Jakarta (ANTARA) - Dua orang advokat bernama Heriyanto dan Ramdansyah mengajukan permohonan pengujian UU 7/2017 (UU Pemilu) terkait dengan aturan pengajuan sengketa Pemilu di Mahkamah Konstitusi (MK).
"Kami menguji Pasal 473 ayat (2), Pasal 474 ayat (1), Pasal 523 dan Pasal 488 UU Pemilu," ujar Ramdansyah di Gedung Mahkamah Konstitusi Jakarta, Rabu.
Menurut para pemohon, Pasal 473 ayat (2) tidak membuka ruang perselisihan hasil berupa perselisihan ambang batas dan Calon Anggota DPR, DPRD Provinsi, dan DPRD Kabupaten/Kota terpilih.
"Sedangkan Pasal 474 ayat (1) hanya membuka ruang perselisihan hasil pemilu diajukan oleh partai politik peserta pemilu, namun tidak memberikan peluang calon anggota DPR, DPRD Provinsi, dan DPRD Kabupaten/Kota mengajukan langsung tanpa harus meminta tandatangan ketua umum dan sekretaris jenderal," kata Ramdansyah.
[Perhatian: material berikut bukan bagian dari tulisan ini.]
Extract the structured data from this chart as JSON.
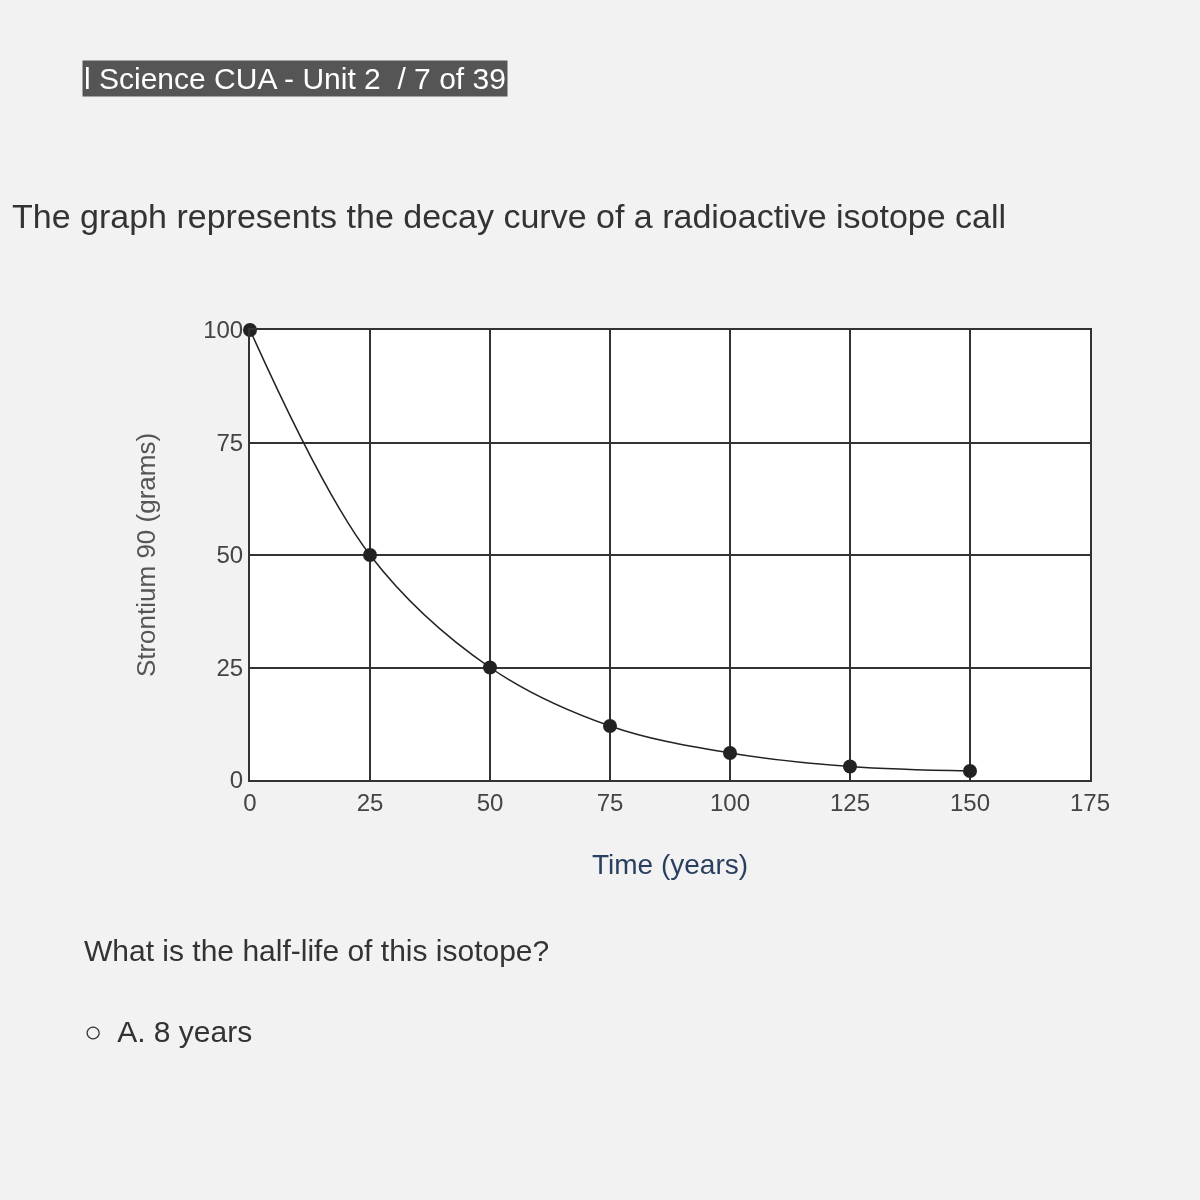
{
  "chart_data": {
    "type": "line",
    "title": "The graph represents the decay curve of a radioactive isotope call",
    "subtitle": "l Science CUA - Unit 2  / 7 of 39",
    "xlabel": "Time (years)",
    "ylabel": "Strontium 90 (grams)",
    "x": [
      0,
      25,
      50,
      75,
      100,
      125,
      150
    ],
    "series": [
      {
        "color": "#222222",
        "values": [
          100,
          50,
          25,
          12,
          6,
          3,
          2
        ]
      }
    ],
    "xlim": [
      0,
      175
    ],
    "xticks": [
      0,
      25,
      50,
      75,
      100,
      125,
      150,
      175
    ],
    "ylim": [
      0,
      100
    ],
    "yticks": [
      0,
      25,
      50,
      75,
      100
    ],
    "grid": true,
    "marker": "circle",
    "line_style": "solid",
    "annotations": [
      "What is the half-life of this isotope?",
      "○  A. 8 years"
    ]
  }
}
Para pemohon juga mendalilkan Pasal 523 UU Pemilu tidak tepat bila merujuk Pasal 280 ayat (1) huruf j UU Pemilu.
Ramdansyah berpendapat bahwa Pasal 280 ayat (1) huruf j UU Pemilu tidak mengatur spesifikasi peristiwa pidana yaitu menjanjikan atau memberikan dalam konteks kepemiluan.
"Akan menjadi sesat apabila peristiwa menjanjikan atau memberikan uang atau materi lainnya kepada peserta kampanye tidak dalam konteks kepemiluan bisa dijerat dengan sanksi pidana pemilu," kata Ramdansyah.
Selain itu, para pemohon juga berpendapat bahwa tidak teoat bila Pasal 488 UU Pemilu merujuk Pasal 203 UU Pemilu, karena Pasal 203 UU Pemilu tidak menjelaskan pengisian daftar pemilih dan hanya mengulang unsur Pasal 448 UU Pemilu.
"Penegak hukum akan kesulitan dalam membuktikan pasal ini karena Pasal 203 UU Pemilu juga menjadi norma yang mandiri dan tidak bergantung pada norma yang lain," ujar Ramdansyah.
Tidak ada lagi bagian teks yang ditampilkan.